21st November 2022

A woman returns to her roots in South Africa. She stands in an arena where she competed in a top dance competition, aged 7 and says, “This is where the dream of – I am more than my surroundings – came from”. She talked about “dreaming so big, it scares you”. It was where she was confronted with people, possibilities, freedom, and people of different colours sharing the same dance floor. This woman, who grew up in a township near Pretoria, was Oti Mabuse of BBC “Strictly Come Dancing” fame.

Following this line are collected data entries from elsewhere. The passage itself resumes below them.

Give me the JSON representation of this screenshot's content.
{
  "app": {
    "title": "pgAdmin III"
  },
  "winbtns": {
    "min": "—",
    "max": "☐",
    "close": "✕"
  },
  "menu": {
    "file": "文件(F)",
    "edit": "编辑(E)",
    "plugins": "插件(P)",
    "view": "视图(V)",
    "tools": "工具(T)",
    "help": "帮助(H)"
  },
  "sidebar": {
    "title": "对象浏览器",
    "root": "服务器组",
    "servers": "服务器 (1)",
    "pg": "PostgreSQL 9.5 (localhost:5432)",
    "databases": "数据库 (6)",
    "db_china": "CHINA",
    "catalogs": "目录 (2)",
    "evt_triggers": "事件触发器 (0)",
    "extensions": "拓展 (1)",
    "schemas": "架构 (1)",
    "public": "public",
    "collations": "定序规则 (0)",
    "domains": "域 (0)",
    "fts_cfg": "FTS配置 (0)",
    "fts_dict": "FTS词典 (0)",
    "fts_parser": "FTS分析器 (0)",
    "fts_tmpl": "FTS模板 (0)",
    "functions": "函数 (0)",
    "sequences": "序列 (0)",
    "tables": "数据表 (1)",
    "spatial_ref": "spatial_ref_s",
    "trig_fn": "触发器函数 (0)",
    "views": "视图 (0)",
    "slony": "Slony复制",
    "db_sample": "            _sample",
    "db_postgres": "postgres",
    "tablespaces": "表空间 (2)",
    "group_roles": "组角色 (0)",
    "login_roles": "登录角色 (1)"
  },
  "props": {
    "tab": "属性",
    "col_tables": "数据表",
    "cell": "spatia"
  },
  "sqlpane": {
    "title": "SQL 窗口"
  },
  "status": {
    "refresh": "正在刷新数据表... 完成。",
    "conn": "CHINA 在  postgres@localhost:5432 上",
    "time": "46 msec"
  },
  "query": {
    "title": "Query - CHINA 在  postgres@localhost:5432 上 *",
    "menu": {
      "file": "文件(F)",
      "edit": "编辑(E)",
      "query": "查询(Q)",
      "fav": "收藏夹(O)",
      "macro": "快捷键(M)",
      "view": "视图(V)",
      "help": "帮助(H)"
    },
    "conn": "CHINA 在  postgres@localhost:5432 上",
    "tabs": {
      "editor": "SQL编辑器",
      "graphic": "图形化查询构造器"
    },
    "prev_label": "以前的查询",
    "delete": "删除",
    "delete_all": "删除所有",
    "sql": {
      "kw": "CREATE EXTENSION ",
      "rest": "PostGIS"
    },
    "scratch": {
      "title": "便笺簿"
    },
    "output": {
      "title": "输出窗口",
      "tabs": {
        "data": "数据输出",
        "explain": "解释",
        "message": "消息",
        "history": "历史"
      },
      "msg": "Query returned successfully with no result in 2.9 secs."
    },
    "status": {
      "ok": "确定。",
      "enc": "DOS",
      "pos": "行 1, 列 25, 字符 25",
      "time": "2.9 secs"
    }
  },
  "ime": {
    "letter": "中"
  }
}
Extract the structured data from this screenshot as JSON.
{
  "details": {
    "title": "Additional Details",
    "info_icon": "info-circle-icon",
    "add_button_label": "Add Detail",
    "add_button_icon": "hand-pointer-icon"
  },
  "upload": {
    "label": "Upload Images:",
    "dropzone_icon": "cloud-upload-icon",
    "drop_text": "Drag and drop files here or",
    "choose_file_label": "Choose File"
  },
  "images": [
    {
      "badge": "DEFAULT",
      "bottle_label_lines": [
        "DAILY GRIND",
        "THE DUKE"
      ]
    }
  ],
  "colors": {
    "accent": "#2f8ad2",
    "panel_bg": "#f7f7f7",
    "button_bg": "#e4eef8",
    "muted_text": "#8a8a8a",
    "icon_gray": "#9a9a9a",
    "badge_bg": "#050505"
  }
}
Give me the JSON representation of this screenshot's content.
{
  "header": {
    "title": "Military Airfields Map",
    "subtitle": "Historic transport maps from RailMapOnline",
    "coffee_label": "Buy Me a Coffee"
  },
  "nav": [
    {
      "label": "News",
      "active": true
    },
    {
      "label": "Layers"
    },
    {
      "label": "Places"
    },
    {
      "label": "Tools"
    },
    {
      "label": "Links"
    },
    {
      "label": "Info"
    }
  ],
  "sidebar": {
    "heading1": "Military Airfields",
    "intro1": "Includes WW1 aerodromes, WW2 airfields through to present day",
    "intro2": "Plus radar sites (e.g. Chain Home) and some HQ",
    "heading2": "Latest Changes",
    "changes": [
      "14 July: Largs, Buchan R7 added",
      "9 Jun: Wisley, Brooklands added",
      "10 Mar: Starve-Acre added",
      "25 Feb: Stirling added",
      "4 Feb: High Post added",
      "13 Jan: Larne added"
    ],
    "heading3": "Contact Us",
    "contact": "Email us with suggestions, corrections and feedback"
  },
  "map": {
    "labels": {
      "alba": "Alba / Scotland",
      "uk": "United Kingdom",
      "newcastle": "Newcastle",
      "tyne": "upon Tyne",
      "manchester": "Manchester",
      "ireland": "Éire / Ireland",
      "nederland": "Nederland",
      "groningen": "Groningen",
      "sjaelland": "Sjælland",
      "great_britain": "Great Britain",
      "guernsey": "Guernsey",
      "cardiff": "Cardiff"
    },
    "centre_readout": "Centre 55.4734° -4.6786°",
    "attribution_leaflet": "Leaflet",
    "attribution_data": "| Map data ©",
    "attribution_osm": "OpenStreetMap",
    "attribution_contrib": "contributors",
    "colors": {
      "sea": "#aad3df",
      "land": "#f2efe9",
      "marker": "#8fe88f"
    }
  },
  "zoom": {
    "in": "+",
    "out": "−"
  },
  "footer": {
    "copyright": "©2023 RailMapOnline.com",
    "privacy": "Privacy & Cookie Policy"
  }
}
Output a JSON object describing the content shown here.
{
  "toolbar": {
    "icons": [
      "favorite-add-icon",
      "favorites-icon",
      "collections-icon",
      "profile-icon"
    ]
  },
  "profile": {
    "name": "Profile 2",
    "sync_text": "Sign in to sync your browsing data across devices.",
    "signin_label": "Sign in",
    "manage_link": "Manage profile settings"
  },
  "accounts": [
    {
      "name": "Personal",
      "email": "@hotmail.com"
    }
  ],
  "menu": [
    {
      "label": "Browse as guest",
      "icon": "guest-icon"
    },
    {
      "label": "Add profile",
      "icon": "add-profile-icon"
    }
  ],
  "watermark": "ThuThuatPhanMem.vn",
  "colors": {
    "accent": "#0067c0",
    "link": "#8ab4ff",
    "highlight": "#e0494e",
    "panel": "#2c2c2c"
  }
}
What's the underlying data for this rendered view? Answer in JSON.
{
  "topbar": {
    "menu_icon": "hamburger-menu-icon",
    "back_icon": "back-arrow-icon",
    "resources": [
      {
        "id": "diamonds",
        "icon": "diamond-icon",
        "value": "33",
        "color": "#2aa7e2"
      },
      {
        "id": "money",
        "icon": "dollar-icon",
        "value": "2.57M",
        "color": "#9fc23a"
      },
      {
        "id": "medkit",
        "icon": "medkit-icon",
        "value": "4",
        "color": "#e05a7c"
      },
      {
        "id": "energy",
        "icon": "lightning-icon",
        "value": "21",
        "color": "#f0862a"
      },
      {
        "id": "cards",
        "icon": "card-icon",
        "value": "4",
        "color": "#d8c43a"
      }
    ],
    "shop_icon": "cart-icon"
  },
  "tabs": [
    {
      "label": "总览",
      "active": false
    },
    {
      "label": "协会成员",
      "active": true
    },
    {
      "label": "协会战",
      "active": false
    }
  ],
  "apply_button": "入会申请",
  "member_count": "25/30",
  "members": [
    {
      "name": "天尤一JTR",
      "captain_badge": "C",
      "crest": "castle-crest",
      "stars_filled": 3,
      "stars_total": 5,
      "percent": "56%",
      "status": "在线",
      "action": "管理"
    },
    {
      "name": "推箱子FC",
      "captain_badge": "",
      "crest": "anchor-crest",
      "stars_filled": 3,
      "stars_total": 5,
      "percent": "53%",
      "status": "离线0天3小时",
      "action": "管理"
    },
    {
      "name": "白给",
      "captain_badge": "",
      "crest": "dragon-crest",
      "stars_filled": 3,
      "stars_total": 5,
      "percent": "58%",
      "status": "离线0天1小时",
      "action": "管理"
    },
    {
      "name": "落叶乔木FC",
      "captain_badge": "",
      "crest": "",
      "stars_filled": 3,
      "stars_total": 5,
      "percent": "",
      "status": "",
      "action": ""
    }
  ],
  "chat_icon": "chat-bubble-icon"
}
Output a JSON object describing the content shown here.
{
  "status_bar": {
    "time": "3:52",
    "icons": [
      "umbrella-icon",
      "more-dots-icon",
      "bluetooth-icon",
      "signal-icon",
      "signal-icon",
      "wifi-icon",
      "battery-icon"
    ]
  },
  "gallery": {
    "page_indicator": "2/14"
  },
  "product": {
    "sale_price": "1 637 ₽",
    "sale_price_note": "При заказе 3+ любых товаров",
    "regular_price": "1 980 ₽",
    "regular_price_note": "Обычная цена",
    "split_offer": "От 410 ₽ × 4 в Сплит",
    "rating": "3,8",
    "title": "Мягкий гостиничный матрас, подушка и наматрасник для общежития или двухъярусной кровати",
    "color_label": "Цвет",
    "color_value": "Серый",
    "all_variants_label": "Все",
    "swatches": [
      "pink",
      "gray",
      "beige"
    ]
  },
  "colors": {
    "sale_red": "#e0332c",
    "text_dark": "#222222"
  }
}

She was speaking from Sun City, a segregated resort under apartheid.

Oti’s documentary (BBC iPlayer – Oti Mabuse: My South Africa) is full of life and vitality but doesn’t shy away from South Africa’s troubled past and present.

For Mum, the documentary brought back memories of the church praying for change through the apartheid era, and yet struggling to see how those prayers could be answered. The stories of the end of apartheid and of the fall of Berlin wall are being shared with people who to this day live under oppressive regimes – to empower them for change.

I grew up with the quote from William Carey, founder of the Baptist Missionary Society, “Expect great things from God, attempt great things for God”. Oti quotes Nelson Mandela, “It always seems impossible until it is done”.

As we approach Advent, our hope is in God, made known to us anew in the birth of Jesus. May this hope embolden us to continue to strive for peace and justice in all the parts of the world where it is so desperately needed.